Make the "real root" of the capability chain the target ocap itself?

[cwebber]

Currently in the spec the first invokeable capability in a capability chain is one which references a target property and which has the capabilityGrant property (soon to be the capabilityDelegation property). An observation made in Veres One, where frequently an entity wants to be able to invoke itself without the extra storage costs of issuing another capability document, is that the target could itself be a capability document.

The way this fits in with the logic and implementation of current ocap systems: currently implementations I have written build up a list of "currently authorized" participants on the chain, and the target is already added to that by necessity, since the target needs to sign off on granting authority to the initial non-target entity that can use the capability.
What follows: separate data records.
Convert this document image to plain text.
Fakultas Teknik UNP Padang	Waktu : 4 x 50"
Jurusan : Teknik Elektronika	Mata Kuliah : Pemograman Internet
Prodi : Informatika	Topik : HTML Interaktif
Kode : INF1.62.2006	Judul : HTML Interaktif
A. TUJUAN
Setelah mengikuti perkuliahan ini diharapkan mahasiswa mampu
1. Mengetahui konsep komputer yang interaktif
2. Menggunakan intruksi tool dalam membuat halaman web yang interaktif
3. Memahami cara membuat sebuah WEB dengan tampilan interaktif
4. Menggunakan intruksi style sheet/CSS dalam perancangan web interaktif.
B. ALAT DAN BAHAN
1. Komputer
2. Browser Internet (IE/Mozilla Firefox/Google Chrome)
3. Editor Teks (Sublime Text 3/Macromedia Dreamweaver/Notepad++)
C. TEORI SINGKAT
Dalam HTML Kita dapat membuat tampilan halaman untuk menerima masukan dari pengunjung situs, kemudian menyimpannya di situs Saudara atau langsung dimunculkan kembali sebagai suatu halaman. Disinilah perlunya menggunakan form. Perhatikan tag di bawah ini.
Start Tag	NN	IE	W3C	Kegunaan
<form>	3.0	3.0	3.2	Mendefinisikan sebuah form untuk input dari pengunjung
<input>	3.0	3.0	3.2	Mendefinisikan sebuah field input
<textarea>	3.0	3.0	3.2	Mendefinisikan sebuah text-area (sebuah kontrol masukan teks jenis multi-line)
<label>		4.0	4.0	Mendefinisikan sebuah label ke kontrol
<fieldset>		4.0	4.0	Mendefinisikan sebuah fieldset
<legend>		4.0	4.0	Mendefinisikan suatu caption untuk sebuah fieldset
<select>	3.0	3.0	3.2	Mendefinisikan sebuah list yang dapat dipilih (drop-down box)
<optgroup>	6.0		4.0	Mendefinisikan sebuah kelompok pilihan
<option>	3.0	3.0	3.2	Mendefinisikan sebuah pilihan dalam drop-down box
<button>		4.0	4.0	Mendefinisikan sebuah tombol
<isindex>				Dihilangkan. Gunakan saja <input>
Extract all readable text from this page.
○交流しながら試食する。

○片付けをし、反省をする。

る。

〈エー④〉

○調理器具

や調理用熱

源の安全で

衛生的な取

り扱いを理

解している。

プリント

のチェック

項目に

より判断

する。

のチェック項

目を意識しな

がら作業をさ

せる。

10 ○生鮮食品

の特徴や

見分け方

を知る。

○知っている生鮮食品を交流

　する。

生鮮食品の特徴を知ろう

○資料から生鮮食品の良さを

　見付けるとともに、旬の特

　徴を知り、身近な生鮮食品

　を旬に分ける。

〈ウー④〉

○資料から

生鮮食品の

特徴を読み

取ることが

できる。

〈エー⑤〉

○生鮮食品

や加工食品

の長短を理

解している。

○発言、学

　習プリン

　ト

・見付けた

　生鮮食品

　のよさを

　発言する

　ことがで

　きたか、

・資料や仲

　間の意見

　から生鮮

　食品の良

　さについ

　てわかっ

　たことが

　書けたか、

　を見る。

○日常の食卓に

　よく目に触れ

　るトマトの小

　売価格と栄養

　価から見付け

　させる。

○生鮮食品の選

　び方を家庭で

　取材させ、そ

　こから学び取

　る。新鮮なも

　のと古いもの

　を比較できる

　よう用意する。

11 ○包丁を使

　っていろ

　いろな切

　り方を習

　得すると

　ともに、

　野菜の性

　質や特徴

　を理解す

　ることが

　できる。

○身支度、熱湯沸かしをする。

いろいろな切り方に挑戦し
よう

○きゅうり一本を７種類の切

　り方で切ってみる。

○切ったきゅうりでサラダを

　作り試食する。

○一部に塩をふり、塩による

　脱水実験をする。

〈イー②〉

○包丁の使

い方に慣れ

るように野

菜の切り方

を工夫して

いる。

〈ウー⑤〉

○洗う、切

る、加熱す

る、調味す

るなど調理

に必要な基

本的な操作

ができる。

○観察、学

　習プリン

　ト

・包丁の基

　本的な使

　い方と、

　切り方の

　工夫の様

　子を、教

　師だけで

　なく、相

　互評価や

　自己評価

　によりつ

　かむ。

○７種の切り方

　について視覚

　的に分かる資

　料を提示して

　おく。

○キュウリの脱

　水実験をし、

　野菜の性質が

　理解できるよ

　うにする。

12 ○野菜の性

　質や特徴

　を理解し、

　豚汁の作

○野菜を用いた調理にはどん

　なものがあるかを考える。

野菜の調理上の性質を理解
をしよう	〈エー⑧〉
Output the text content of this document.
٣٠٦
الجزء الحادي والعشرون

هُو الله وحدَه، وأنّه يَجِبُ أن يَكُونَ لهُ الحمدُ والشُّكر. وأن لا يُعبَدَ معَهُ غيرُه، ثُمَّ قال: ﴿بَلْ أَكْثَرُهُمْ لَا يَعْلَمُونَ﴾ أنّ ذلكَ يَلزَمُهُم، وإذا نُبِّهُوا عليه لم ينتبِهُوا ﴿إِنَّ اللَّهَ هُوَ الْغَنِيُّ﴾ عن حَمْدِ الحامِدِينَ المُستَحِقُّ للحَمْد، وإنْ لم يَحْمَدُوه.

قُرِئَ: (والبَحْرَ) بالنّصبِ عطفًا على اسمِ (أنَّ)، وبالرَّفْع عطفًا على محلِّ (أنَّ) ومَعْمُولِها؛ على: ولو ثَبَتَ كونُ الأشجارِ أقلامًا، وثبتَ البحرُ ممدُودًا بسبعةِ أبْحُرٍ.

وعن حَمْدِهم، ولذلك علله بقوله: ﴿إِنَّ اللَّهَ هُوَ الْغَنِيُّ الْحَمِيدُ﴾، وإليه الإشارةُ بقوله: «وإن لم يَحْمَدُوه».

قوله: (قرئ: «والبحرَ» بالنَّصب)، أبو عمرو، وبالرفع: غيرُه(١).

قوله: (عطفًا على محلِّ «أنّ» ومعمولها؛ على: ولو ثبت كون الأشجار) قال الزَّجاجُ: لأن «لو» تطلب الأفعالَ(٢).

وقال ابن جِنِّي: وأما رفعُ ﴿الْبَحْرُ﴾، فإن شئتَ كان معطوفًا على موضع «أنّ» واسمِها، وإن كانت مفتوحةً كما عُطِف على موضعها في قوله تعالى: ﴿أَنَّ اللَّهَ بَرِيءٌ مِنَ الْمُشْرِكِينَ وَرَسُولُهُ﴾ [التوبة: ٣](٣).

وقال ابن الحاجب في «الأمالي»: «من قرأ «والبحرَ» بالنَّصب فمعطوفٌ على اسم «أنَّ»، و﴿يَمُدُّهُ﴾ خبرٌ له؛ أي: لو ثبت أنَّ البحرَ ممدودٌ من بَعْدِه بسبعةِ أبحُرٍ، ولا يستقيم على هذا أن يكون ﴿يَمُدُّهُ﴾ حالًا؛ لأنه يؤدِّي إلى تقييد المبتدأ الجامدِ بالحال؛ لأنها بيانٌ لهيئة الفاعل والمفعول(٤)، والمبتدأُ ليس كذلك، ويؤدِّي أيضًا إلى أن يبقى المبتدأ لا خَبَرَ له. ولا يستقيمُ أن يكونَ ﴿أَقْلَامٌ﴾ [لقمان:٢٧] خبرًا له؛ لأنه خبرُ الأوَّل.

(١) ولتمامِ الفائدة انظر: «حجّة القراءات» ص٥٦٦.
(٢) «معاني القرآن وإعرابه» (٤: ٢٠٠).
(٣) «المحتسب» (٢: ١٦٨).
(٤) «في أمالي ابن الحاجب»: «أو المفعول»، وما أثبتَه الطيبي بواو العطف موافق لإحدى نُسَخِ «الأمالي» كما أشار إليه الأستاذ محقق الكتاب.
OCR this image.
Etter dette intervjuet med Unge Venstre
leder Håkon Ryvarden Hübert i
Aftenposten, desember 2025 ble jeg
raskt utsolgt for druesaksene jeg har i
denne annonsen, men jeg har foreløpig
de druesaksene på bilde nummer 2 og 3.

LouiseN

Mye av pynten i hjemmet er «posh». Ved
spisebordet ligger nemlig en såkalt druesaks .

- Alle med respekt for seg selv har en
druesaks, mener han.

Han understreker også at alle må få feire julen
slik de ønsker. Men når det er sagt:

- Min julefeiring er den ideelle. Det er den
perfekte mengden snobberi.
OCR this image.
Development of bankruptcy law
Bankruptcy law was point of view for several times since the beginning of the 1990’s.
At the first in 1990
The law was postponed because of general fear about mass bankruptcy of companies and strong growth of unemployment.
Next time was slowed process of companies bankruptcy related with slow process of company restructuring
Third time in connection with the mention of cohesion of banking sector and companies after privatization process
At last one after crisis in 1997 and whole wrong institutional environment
So... if the target is already authorized to grant further capabilities in the chain, why can't the target also be authorized to invoke? At which point, the target should also be able to self-invoke with no additional capability documents.

Probably this "feature" would most commonly be used in blockchain systems and such, since entities in a server-oriented environment probably can self-modify and run its own methods locally. But in a blockchain system built on ocap-ld, other participants on the network need to be able to replay and verify the behavior of all actions taken in the system. So an entity issuing an invocation to run a method against itself makes sense. It doesn't seem that we should have to require another capability document issued to justify that.

[cwebber]

In doing this, we can actually get rid of invocationTarget altogether, because the target is now a parentCapability.